The OBR is likely to be able to revise down its forecast for borrowing this year to about £42bn, said economist Sam Tombs at Pantheon Macroeconomics, reflecting the recent run of good data and the recent £3bn ‘saving’ from the reclassification of housing association as private bodies.
"The OBR, however, will downgrade its forecasts for productivity growth, meaning that its forecasts for borrowing will rise in the latter years of its forecast," Tombs said.
"As a result, the Chancellor’s headroom in meeting his main fiscal target—for cyclically-adjusted borrowing to be below 2% of GDP in 2020/21—will decline, even before he has honoured tax and spending commitments announced by his party since the March Budget.

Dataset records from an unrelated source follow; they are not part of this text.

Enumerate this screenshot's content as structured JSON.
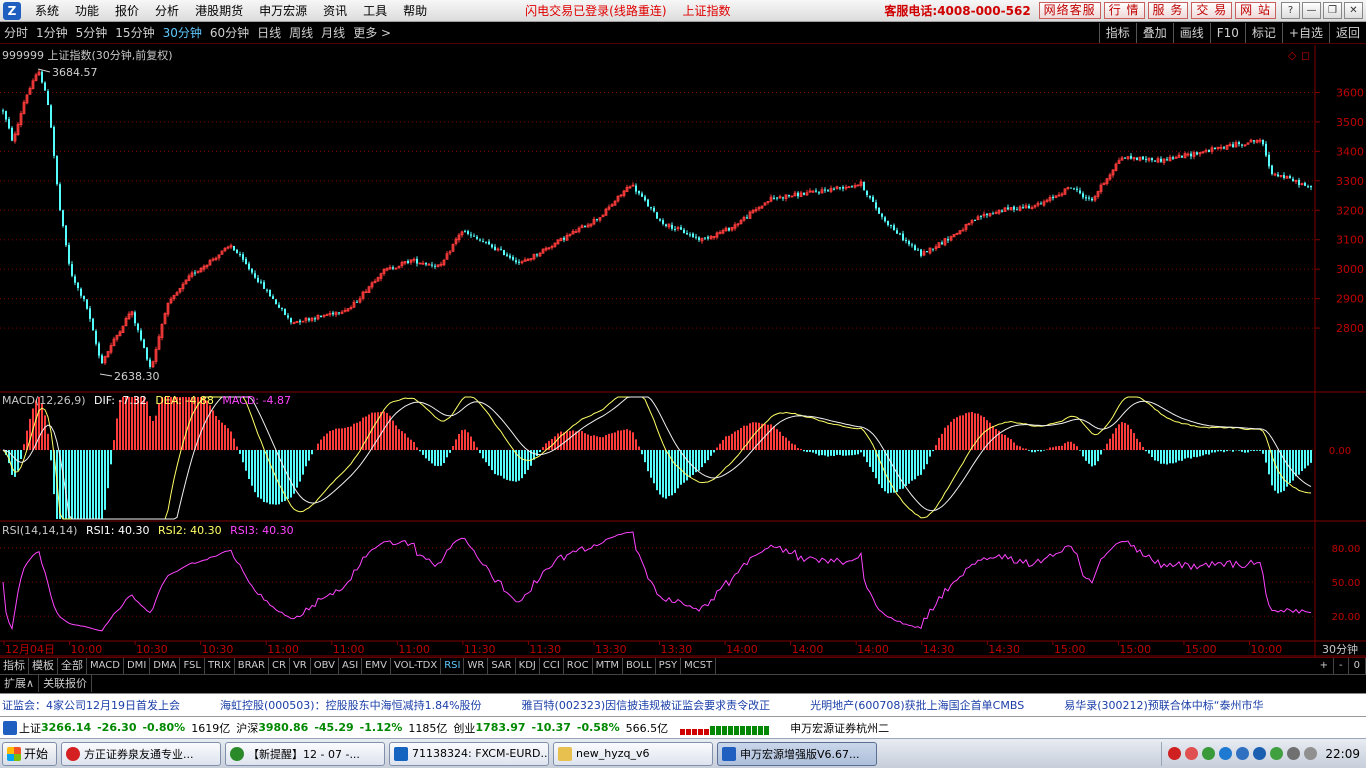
{
  "menubar": {
    "logo": "Z",
    "menu": [
      "系统",
      "功能",
      "报价",
      "分析",
      "港股期货",
      "申万宏源",
      "资讯",
      "工具",
      "帮助"
    ],
    "status": "闪电交易已登录(线路重连)",
    "current_index": "上证指数",
    "phone": "客服电话:4008-000-562",
    "buttons": [
      "网络客服",
      "行 情",
      "服 务",
      "交 易",
      "网 站"
    ],
    "window_buttons": [
      "?",
      "—",
      "❐",
      "✕"
    ]
  },
  "periods": {
    "items": [
      "分时",
      "1分钟",
      "5分钟",
      "15分钟",
      "30分钟",
      "60分钟",
      "日线",
      "周线",
      "月线",
      "更多 >"
    ],
    "active": "30分钟",
    "tools": [
      "指标",
      "叠加",
      "画线",
      "F10",
      "标记",
      "+自选",
      "返回"
    ]
  },
  "main_panel": {
    "title": "999999 上证指数(30分钟,前复权)",
    "high_label": "3684.57",
    "low_label": "2638.30",
    "corner_icons": [
      "◇",
      "◻"
    ]
  },
  "macd_panel": {
    "title_prefix": "MACD(12,26,9)",
    "dif": "DIF: -7.32",
    "dea": "DEA: -4.88",
    "macd": "MACD: -4.87"
  },
  "rsi_panel": {
    "title_prefix": "RSI(14,14,14)",
    "rsi1": "RSI1: 40.30",
    "rsi2": "RSI2: 40.30",
    "rsi3": "RSI3: 40.30"
  },
  "x_axis": {
    "labels": [
      "12月04日",
      "10:00",
      "10:30",
      "10:30",
      "11:00",
      "11:00",
      "11:00",
      "11:30",
      "11:30",
      "13:30",
      "13:30",
      "14:00",
      "14:00",
      "14:00",
      "14:30",
      "14:30",
      "15:00",
      "15:00",
      "15:00",
      "10:00"
    ],
    "period_label": "30分钟"
  },
  "indicator_tabs": {
    "items": [
      "指标",
      "模板",
      "全部",
      "MACD",
      "DMI",
      "DMA",
      "FSL",
      "TRIX",
      "BRAR",
      "CR",
      "VR",
      "OBV",
      "ASI",
      "EMV",
      "VOL-TDX",
      "RSI",
      "WR",
      "SAR",
      "KDJ",
      "CCI",
      "ROC",
      "MTM",
      "BOLL",
      "PSY",
      "MCST"
    ],
    "active": "RSI",
    "right": [
      "+",
      "-",
      "0"
    ]
  },
  "subtabs": [
    "扩展∧",
    "关联报价"
  ],
  "ticker": [
    "证监会：4家公司12月19日首发上会",
    "海虹控股(000503)：控股股东中海恒减持1.84%股份",
    "雅百特(002323)因信披违规被证监会要求责令改正",
    "光明地产(600708)获批上海国企首单CMBS",
    "易华录(300212)预联合体中标“泰州市华"
  ],
  "indices": [
    {
      "name": "上证",
      "value": "3266.14",
      "change": "-26.30",
      "pct": "-0.80%",
      "vol": "1619亿"
    },
    {
      "name": "沪深",
      "value": "3980.86",
      "change": "-45.29",
      "pct": "-1.12%",
      "vol": "1185亿"
    },
    {
      "name": "创业",
      "value": "1783.97",
      "change": "-10.37",
      "pct": "-0.58%",
      "vol": "566.5亿"
    }
  ],
  "broker": "申万宏源证券杭州二",
  "taskbar": {
    "start": "开始",
    "tasks": [
      {
        "label": "方正证券泉友通专业...",
        "color": "#d42020",
        "active": false
      },
      {
        "label": "【新提醒】12 - 07 -...",
        "color": "#2a5fd0",
        "active": false
      },
      {
        "label": "71138324: FXCM-EURD...",
        "color": "#1565c0",
        "active": false
      },
      {
        "label": "new_hyzq_v6",
        "color": "#e8c050",
        "active": false
      },
      {
        "label": "申万宏源增强版V6.67...",
        "color": "#1e5fbf",
        "active": true
      }
    ],
    "clock": "22:09"
  },
  "chart_data": [
    {
      "type": "candlestick",
      "title": "999999 上证指数(30分钟,前复权)",
      "y_ticks": [
        2800,
        2900,
        3000,
        3100,
        3200,
        3300,
        3400,
        3500,
        3600
      ],
      "ylim": [
        2600,
        3700
      ],
      "high": 3684.57,
      "low": 2638.3,
      "approx_close_path": [
        [
          0,
          3560
        ],
        [
          12,
          3430
        ],
        [
          24,
          3580
        ],
        [
          38,
          3675
        ],
        [
          48,
          3550
        ],
        [
          58,
          3220
        ],
        [
          70,
          2980
        ],
        [
          85,
          2880
        ],
        [
          100,
          2680
        ],
        [
          110,
          2740
        ],
        [
          130,
          2860
        ],
        [
          150,
          2660
        ],
        [
          165,
          2870
        ],
        [
          190,
          2980
        ],
        [
          230,
          3080
        ],
        [
          260,
          2950
        ],
        [
          290,
          2820
        ],
        [
          320,
          2840
        ],
        [
          350,
          2870
        ],
        [
          380,
          2990
        ],
        [
          410,
          3030
        ],
        [
          440,
          3010
        ],
        [
          460,
          3130
        ],
        [
          500,
          3060
        ],
        [
          520,
          3020
        ],
        [
          560,
          3100
        ],
        [
          600,
          3180
        ],
        [
          630,
          3290
        ],
        [
          660,
          3160
        ],
        [
          700,
          3100
        ],
        [
          730,
          3140
        ],
        [
          770,
          3240
        ],
        [
          810,
          3260
        ],
        [
          860,
          3290
        ],
        [
          880,
          3180
        ],
        [
          900,
          3110
        ],
        [
          920,
          3050
        ],
        [
          950,
          3110
        ],
        [
          980,
          3180
        ],
        [
          1000,
          3200
        ],
        [
          1040,
          3220
        ],
        [
          1070,
          3280
        ],
        [
          1090,
          3230
        ],
        [
          1120,
          3380
        ],
        [
          1160,
          3370
        ],
        [
          1190,
          3390
        ],
        [
          1230,
          3420
        ],
        [
          1260,
          3440
        ],
        [
          1270,
          3330
        ],
        [
          1300,
          3290
        ],
        [
          1312,
          3270
        ]
      ]
    },
    {
      "type": "bar",
      "title": "MACD(12,26,9)",
      "y_ticks": [
        0.0
      ]
    },
    {
      "type": "line",
      "title": "RSI(14,14,14)",
      "y_ticks": [
        20.0,
        50.0,
        80.0
      ],
      "ylim": [
        0,
        100
      ]
    }
  ],
  "colors": {
    "up": "#ff3c3c",
    "down": "#54fcfc",
    "dif": "#ffff66",
    "rsi": "#ff44ff",
    "axis": "#800000"
  }
}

"In addition, the Chancellor still is strongly incentivised to maintain scope to loosen fiscal policy to engineer an election victory in future or stabilise the economy after Brexit. As a result, Mr. Hammond likely will broadly stick to the existing plans for the fiscal tightening to intensify next year."
Paul Hollingsworth at Capital Economics said he expect the OBR's latest forecasts, announced by the Chancellor alongside his Budget, to show borrowing around £6bn lower this year than previously expected.
"That said, given the expected downward revisions to the OBR’s economic growth forecasts, a pretty poor medium-term outlook for the public finances should therefore restrict the Chancellor’s ability to provide a significant giveaway, if he wants to stick to his fiscal rules. As a result, we expect tomorrow’s Budget to be generally cautious, incorporating a broadly neutral package of tax and spending changes."
Note too that October is an important month for the public finances as it is when many large firms make the second of four payments on their 2017 profits – corporation tax receipts fell by an annual 0.9%. Nonetheless, borrowing for the first half of the fiscal year was revised down by £2bn since the last set of figures. And even taking into account October’s deterioration, cumulative borrowing for the fiscal year-to-date is now 9.6% lower than last year, compared to the 13% rise in borrowing that the OBR expected for the fiscal year as a whole.